I'm here at OSCon in Portland enjoying the wireless access. I just overheard a reporter talking on his cell phone with his editor (I presume) about how there's nothing "mind shattering" at the conference yet—and stories are hard to come by. He did say he was going to put together a story about the fact that Microsoft is buying lunch for everyone at the conference. You can't buy press like that. Oh wait...

This conference is quite a bit bigger than those I've regularly attended in the past: eTech, SXSW, etc. There are eight sessions or so going on in each time slot, and the trade show has around 25 vendors. I missed the sessions I wanted to see this morning, but I'm hoping to make up for it this afternoon. If you're here I'll probably see you at one or more of the following: It should be a mind shattering afternoon. ;)

Philomath Highway picture

highway
Highway near Philomath

Trees picture

trees

Barn picture

barn door
Barn at the Finley Wildlife Refuge

AOL Blogs

The weblog landscape is about to change: AOL Blogs. (A preview by Jeff Jarvis.)

Open Source Convention

OSCon I'm looking forward to the Open Source Convention in Portland next week. I primarily use Microsoft tools for development, so this should be a good overview of what's happening in the land of the free. I have been working with Perl quite a bit lately and I hope to catch some advice from the experts. The conference seems to include a discussion of open systems rather than exclusively "open source" software, and open systems are something I'm very interested in. The Emerging Topics track looks great, especially Bill of Rights for Web Services on Thursday.

My AdSense Stats

I'm playing around with Google's new AdSense ads on the snapGallery page. You can follow along by watching the "Ad Stats" box directly underneath the vertical ad banner on the right-hand side of the page. It's updated every two hours with the latest statistics for that banner. Since I added the Google ads on June 24th, they've been clicked 31 times and I've made $3.70. We'll see how it goes.

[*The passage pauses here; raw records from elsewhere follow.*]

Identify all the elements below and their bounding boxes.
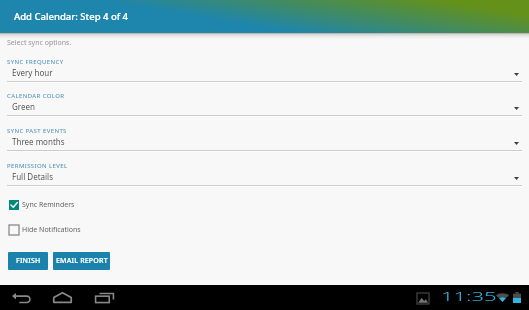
staticText: Hide Notifications bbox=[22, 225, 81, 235]
staticText: SYNC FREQUENCY bbox=[7, 58, 64, 66]
button[interactable]: SYNC FREQUENCY bbox=[0, 58, 529, 84]
button[interactable]: Recent apps bbox=[89, 285, 119, 310]
staticText: Green bbox=[12, 101, 35, 112]
staticText: 11:35 bbox=[441, 287, 497, 302]
button[interactable]: EMAIL REPORT bbox=[53, 252, 110, 270]
staticText: Sync Reminders bbox=[22, 200, 75, 210]
staticText: Add Calendar: Step 4 of 4 bbox=[14, 10, 128, 23]
staticText: PERMISSION LEVEL bbox=[7, 162, 68, 170]
button[interactable]: FINISH bbox=[8, 252, 48, 270]
button[interactable]: Back bbox=[4, 285, 37, 310]
button[interactable]: Sync Reminders bbox=[9, 198, 75, 212]
button[interactable]: Home bbox=[47, 285, 77, 310]
staticText: EMAIL REPORT bbox=[56, 256, 108, 266]
staticText: Full Details bbox=[12, 171, 53, 182]
button[interactable]: CALENDAR COLOR bbox=[0, 92, 529, 118]
staticText: CALENDAR COLOR bbox=[7, 92, 65, 100]
button[interactable]: PERMISSION LEVEL bbox=[0, 162, 529, 188]
staticText: Every hour bbox=[12, 67, 53, 78]
staticText: Select sync options. bbox=[7, 38, 72, 48]
staticText: FINISH bbox=[16, 256, 41, 266]
button[interactable]: SYNC PAST EVENTS bbox=[0, 127, 529, 153]
staticText: Three months bbox=[12, 136, 65, 147]
staticText: SYNC PAST EVENTS bbox=[7, 127, 67, 135]
button[interactable]: Hide Notifications bbox=[9, 223, 81, 237]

Of course any profits from this experiment will go toward onfocus infrastructure maintenance/improvement—with the savings passed on to you!

Amazon weblog

An Amazon developer is keeping a weblog about what it's like to be an Amazon developer. [via Anil] I wonder what sort of weblog policies they have, and how closely this is monitored before/after publishing. What if Amazon gave every employee a weblog on Amazon.com?